Assessing the quality of aleatoric uncertainty estimates from uncertainty quantification (UQ) deep learning methods is important in scientific contexts, where uncertainty is physically meaningful and important to characterize and interpret exactly. We systematically compare aleatoric uncertainty measured by two UQ techniques, Deep Ensembles (DE) and Deep Evidential Regression (DER). Our method focuses on both zero-dimensional (0D) and two-dimensional (2D) data, to explore how the UQ methods function for different data dimensionalities. We investigate uncertainty injected on the input and output variables and include a method to propagate uncertainty in the case of input uncertainty so that we can compare the predicted aleatoric uncertainty to the known values. We experiment with three levels of noise. The aleatoric uncertainty predicted across all models and experiments scales with the injected noise level. However, the predicted uncertainty is miscalibrated to $\rm{std}(\sigma_{\rm al})$ with the true uncertainty for half of the DE experiments and almost all of the DER experiments. The predicted uncertainty is the least accurate for both UQ methods for the 2D input uncertainty experiment and the high-noise level. While these results do not apply to more complex data, they highlight that further research on post-facto calibration for these methods would be beneficial, particularly for high-noise and high-dimensional settings.
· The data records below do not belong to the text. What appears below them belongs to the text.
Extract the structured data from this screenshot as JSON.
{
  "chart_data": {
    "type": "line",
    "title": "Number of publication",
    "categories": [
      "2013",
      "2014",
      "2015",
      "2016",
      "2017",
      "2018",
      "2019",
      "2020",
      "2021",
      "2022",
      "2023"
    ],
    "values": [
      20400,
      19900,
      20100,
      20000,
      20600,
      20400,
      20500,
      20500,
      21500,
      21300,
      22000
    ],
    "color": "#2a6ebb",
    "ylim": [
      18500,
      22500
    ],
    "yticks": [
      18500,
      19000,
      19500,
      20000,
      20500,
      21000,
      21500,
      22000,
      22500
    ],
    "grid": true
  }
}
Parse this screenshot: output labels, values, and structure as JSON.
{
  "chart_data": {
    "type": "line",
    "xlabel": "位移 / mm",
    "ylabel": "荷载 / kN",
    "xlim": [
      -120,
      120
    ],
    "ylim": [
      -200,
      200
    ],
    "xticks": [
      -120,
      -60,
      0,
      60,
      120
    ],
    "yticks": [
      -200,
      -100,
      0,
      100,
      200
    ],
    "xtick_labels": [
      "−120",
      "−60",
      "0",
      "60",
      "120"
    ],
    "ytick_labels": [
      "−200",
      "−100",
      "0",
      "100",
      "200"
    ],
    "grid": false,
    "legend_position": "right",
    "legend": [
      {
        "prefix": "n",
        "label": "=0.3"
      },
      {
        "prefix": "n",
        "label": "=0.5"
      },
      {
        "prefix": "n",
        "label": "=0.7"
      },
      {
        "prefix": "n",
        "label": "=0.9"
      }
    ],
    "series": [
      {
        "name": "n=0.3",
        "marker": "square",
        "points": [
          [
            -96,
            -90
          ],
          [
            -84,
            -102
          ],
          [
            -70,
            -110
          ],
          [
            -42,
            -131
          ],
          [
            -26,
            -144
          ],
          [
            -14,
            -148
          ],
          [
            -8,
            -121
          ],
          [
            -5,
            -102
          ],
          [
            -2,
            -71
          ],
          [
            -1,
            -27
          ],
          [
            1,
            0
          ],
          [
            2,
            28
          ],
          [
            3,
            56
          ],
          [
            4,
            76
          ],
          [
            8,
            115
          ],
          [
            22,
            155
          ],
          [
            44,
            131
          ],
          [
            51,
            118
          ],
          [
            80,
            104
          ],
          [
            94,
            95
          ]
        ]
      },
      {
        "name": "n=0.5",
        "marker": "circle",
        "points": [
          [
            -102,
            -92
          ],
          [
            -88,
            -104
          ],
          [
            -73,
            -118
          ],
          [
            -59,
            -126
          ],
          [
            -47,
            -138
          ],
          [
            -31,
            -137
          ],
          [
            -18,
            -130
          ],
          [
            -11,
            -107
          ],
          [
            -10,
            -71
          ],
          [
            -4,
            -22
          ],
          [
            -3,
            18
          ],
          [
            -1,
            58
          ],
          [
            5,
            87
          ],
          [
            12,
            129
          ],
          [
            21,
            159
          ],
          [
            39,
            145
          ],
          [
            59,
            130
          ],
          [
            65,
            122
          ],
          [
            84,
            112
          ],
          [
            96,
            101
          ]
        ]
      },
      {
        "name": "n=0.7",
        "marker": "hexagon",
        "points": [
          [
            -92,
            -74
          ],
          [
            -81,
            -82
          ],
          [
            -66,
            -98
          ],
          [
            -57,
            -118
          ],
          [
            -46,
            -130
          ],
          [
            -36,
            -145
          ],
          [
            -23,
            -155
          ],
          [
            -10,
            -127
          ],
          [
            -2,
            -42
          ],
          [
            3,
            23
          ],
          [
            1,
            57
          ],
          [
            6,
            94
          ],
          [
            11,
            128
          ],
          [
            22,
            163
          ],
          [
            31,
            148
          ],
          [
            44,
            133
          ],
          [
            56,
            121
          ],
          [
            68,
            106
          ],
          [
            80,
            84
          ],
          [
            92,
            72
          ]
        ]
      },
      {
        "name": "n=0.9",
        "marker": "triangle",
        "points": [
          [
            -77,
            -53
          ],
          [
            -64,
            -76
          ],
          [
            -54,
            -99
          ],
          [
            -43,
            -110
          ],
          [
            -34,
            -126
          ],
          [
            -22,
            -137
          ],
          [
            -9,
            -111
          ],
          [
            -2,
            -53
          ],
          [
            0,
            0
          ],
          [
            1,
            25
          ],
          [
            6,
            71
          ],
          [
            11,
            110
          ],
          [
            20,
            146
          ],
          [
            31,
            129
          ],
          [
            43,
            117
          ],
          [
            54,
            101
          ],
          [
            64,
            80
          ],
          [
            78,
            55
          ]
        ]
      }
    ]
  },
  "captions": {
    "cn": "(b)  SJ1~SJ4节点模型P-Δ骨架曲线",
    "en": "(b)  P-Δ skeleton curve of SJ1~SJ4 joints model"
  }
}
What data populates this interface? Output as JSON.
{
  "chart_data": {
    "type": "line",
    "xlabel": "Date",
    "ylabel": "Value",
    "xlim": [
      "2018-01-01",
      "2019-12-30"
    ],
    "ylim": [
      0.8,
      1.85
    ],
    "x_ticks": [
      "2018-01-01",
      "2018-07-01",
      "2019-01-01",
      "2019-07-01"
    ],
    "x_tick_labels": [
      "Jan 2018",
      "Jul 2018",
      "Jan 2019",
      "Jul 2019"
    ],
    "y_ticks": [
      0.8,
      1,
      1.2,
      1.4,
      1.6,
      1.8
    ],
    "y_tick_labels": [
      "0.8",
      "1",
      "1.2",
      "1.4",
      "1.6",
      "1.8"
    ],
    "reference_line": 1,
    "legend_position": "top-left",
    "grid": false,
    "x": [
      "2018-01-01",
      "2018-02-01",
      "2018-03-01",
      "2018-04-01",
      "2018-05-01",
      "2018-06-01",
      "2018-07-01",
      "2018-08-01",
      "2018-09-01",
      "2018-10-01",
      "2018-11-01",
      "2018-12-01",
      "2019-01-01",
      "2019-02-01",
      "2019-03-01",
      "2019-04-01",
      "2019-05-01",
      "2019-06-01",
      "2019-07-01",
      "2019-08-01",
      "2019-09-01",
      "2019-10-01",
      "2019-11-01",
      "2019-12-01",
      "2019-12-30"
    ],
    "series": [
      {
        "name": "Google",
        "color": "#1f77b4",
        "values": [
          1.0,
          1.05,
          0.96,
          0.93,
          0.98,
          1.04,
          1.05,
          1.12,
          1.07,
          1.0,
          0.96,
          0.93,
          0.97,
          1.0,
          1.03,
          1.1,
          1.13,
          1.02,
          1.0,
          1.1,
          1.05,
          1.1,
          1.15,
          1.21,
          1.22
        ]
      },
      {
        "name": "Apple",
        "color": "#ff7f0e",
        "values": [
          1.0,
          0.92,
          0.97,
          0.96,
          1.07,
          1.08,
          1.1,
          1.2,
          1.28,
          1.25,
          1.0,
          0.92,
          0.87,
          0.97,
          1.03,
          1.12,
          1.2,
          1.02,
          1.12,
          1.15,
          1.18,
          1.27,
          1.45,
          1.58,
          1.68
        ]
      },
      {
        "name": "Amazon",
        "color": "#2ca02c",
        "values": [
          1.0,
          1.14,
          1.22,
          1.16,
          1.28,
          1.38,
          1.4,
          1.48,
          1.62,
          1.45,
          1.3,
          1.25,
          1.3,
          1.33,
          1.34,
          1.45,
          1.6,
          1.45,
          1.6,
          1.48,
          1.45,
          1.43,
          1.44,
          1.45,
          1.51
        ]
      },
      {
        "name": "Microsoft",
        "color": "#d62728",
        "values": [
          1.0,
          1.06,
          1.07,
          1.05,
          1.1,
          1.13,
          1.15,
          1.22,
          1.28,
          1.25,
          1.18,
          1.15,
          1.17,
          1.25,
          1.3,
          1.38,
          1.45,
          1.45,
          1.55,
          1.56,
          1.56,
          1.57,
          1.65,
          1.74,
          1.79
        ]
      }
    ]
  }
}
翻译：在科学应用中评估不确定性量化（UQ）深度学习方法给出的偶然不确定性估计的质量至关重要，因为在这些场景中不确定性具有物理意义，且需要精确表征和解释。我们系统比较了两种UQ技术——深度集成（DE）与深度证据回归（DER）——所度量的偶然不确定性。我们的方法同时关注零维（0D）与二维（2D）数据，以探究UQ方法在不同数据维度下的表现。我们研究了施加在输入与输出变量上的不确定性，并针对输入不确定性的情况引入了一种不确定性传播方法，从而能够将预测的偶然不确定性与已知真值进行比较。我们在三种噪声水平下进行了实验。所有模型与实验中所预测的偶然不确定性均随注入噪声水平的增加而增大。然而，在约半数的DE实验及几乎所有的DER实验中，预测不确定性与真实不确定性相对于 $\rm{std}(\sigma_{\rm al})$ 存在校准偏差。对于2D输入不确定性实验及高噪声水平的情况，两种UQ方法预测的不确定性均表现出最低的准确性。尽管这些结论未必适用于更复杂的数据，但它们凸显了对这些方法进行事后校准的进一步研究将大有裨益，尤其是在高噪声与高维度的应用场景中。